Channel 4, which has won praise for its innovative sports coverage in the past, particularly in cricket, is going to great lengths to demystify the occasionally complex world of competitive disabled sport, and allow audiences to engage with the athletes and the challenges they face. All the presenters have extraordinary stories of dealing with disability but, like the competitors, don't wish to overshadow the competition.
"It will be an advantage having disabled people," said Daraine Mulvihill, a talented runner who contracted meningitis at the age of 16 and lost the use of her fingers and had to undergo a double below-the-knee amputation. Ms Mulvihill will host the breakfast show with Rick Edwards, a familiar face on the Channel's youth output.
"Disabled presenters can more easily ask the questions other people find difficult to ask; explaining exactly what their disability is, how they have become disabled, and how it affects them."
"Triumph against adversity must be recognised, and people's back stories are important," said Alex Brooker, another of Channel 4's new team, a sports journalist from Croydon who has a below right knee prosthesis and a hand and arm disability. "One of Great Britain's seven a side team used to play youth football with Wayne Rooney, then he got hit by a bus. But we won't let disability overshadow sporting achievement. And you get plenty of stories of triumph against adversity in able-bodied sport as well."
Channel 4 is committed to ensuring half of its presenters and reporters for the Games will be disabled. Jon Snow will front the Channel's coverage of its opening and ceremonies. Clare Balding and Jonathan Edwards will anchor their prime time output.

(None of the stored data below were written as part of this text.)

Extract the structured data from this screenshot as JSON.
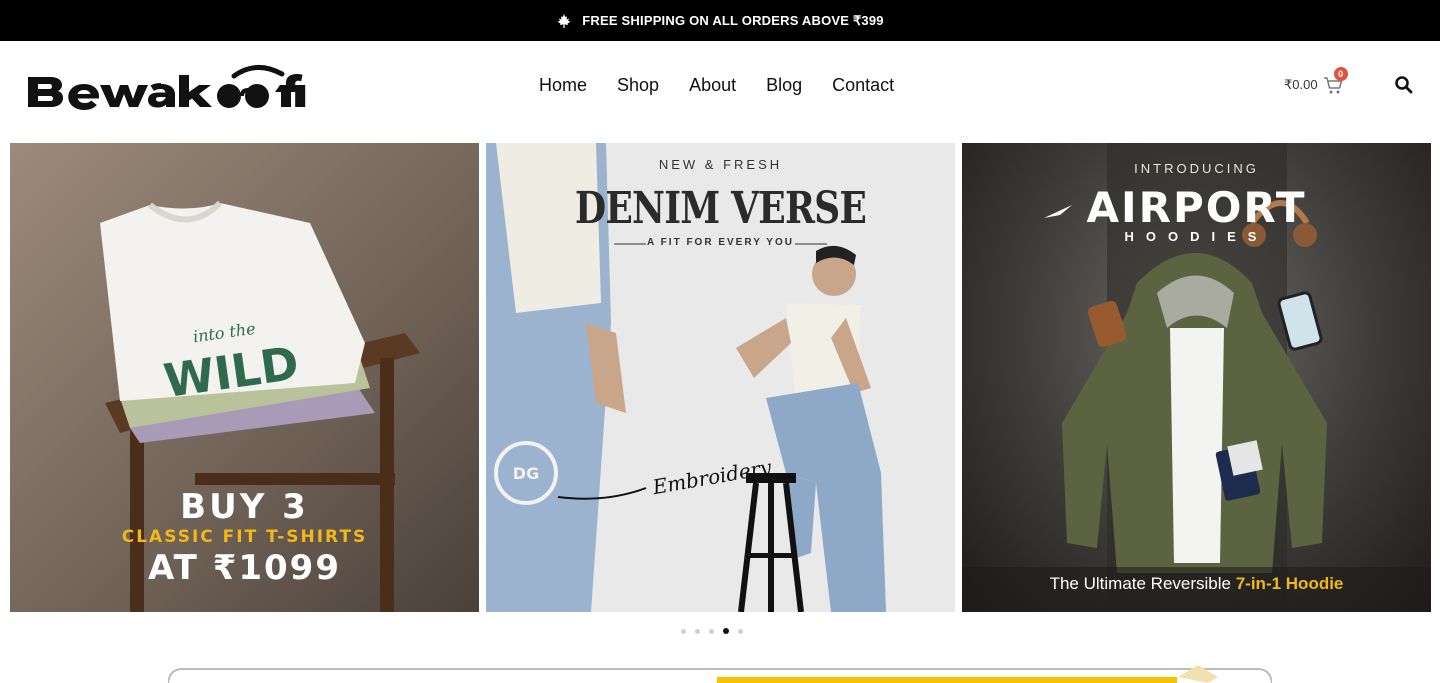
{
  "announcement": {
    "text": "FREE SHIPPING ON ALL ORDERS ABOVE ₹399",
    "icon": "maple-leaf-icon"
  },
  "brand": {
    "name": "Bewakoof"
  },
  "nav": {
    "items": [
      "Home",
      "Shop",
      "About",
      "Blog",
      "Contact"
    ]
  },
  "cart": {
    "total": "₹0.00",
    "count": "0",
    "icon": "shopping-cart-icon"
  },
  "search": {
    "icon": "search-icon"
  },
  "banners": [
    {
      "line1": "BUY 3",
      "line2": "CLASSIC FIT T-SHIRTS",
      "line3": "AT ₹1099",
      "tee_graphic": "into the WILD"
    },
    {
      "kicker": "NEW & FRESH",
      "title": "DENIM VERSE",
      "subtitle": "A FIT FOR EVERY YOU",
      "callout": "Embroidery"
    },
    {
      "kicker": "INTRODUCING",
      "title": "AIRPORT",
      "subtitle": "HOODIES",
      "tagline_prefix": "The Ultimate Reversible ",
      "tagline_highlight": "7-in-1 Hoodie"
    }
  ],
  "carousel": {
    "total_slides": 5,
    "active_slide": 4
  },
  "colors": {
    "accent": "#f1b81a",
    "badge": "#e0533f",
    "topbar": "#000000"
  }
}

Risqué Australian comedian Adam Hills will host a round-up show at 10pm each night. Hills, a regular on BBC2's Mock the Week, was born with no right foot, and wears a prosthetic one in its place. He presented from the Beijing Paralympics for the Australian Broadcasting Corporation. "It's about treating people with disabilities exactly as you would treat anyone on the planet," he said. "People don't get into the pool to show the world that a man with one arm can swim, they do it to swim as fast as they possibly can. You can mickey-take, but not to the point of ridicule."
Disabilities decoded: C4's 'LEXI' guide
The "LEXI Decoder" is the big innovation that Channel 4 hopes will allow audiences quickly to understand what is going on, what disabilities the competitors have, and why athletes with different disablities are classed in the same category.
Before races the athletes' disabilities will be indicated on graphics similar to the above – developed by former Paralympic gold medallist swimmer Giles Long,
Green indicates no impairment, yellow mild, orange moderate and red no function whatsoever.
The example shown is the S6 swimming category, in which TeamGB gold medallist Ellie Simmonds competes. Though the disabilities here are wide ranging, all competitors in this category have difficulty maintaining consistent direction, hence they are grouped together.